Keith Jarrett (born May 8, 1945) is an American jazz and classical music pianist.

Jarrett started his career with Art Blakey, moving on to play with Charles Lloyd and Miles Davis. Since the early 1970s he has enjoyed a great deal of success as a group leader and a solo performer in jazz, jazz fusion, and classical music. His improvisations draw from the traditions of jazz and other genres, especially Western classical music, gospel, blues, and ethnic folk music.

In 2003, Jarrett received the Polar Music Prize, the first (and to this day only) recipient of both the contemporary and classical musician prizes,and in 2004 he received the Léonie Sonning Music Prize.
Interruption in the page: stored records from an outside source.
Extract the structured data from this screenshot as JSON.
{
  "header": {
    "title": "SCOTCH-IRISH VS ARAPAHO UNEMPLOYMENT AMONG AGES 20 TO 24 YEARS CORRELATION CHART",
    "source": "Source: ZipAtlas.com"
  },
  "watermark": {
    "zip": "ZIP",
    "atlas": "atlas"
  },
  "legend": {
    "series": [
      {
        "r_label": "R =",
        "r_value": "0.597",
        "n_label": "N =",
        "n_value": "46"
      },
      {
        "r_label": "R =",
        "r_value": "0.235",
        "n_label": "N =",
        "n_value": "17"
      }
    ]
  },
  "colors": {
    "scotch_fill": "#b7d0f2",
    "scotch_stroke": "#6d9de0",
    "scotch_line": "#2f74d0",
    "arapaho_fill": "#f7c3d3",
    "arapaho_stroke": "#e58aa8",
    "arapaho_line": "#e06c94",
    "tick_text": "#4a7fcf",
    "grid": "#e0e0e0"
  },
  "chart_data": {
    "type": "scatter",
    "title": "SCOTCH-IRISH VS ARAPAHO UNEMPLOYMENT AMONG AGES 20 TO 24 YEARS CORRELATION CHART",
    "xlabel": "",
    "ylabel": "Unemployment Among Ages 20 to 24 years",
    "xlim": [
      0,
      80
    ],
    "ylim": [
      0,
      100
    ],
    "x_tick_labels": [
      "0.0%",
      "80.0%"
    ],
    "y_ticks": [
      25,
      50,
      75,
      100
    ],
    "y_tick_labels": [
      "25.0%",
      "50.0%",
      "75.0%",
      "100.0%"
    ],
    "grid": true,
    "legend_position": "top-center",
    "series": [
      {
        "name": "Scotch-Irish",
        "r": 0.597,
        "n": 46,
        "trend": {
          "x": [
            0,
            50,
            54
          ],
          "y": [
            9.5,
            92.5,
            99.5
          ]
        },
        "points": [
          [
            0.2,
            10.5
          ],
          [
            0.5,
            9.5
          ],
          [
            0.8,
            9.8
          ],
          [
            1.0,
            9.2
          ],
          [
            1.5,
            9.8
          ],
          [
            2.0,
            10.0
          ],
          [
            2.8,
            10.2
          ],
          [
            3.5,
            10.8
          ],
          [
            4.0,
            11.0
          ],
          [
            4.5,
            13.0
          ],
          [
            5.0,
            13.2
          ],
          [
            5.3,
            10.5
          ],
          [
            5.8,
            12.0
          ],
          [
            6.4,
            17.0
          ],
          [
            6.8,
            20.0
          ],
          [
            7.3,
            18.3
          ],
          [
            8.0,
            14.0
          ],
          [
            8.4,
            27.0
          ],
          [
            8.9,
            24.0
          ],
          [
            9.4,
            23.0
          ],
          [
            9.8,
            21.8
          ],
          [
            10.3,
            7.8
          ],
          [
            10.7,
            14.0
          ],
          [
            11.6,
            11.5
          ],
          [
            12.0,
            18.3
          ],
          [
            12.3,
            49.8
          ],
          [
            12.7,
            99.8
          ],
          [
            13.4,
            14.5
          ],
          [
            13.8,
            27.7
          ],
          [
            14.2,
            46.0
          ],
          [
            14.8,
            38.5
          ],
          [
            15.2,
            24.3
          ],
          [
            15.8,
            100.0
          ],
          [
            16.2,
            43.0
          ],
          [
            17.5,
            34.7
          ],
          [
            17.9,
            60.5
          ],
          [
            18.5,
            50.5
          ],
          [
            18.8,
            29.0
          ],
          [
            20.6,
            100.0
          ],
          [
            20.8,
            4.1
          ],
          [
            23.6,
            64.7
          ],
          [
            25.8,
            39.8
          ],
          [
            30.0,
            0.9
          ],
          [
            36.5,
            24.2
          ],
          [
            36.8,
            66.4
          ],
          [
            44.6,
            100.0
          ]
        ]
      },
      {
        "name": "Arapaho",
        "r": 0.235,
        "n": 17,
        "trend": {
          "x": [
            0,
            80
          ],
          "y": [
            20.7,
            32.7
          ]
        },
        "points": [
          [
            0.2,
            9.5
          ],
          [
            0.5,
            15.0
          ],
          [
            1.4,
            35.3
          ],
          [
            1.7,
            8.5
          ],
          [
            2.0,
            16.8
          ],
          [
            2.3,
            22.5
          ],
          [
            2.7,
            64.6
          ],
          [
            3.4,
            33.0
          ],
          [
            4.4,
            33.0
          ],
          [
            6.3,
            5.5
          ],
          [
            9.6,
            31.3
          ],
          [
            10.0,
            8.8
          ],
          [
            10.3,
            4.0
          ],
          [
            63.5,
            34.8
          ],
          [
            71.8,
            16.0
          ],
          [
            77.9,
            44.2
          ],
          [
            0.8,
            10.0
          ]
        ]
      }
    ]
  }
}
His album The Köln Concert (1975) became the best-selling piano recording in history.

In 2008, he was inducted into the Down Beat Hall of Fame in the magazine’s 73rd Annual Readers’ Poll.

Keith Jarrett was born on May 8, 1945, in Allentown, Pennsylvania, to a mother of Hungarian descent and a father of either French or Scots-Irishdescent. He grew up in suburban Allentown with significant early exposure to music. Jarrett possesses absolute pitch, and he displayed prodigious musical talents as a young child. He began piano lessons just before his third birthday, and at age five he appeared on a TV talent program hosted by the swing bandleader Paul Whiteman.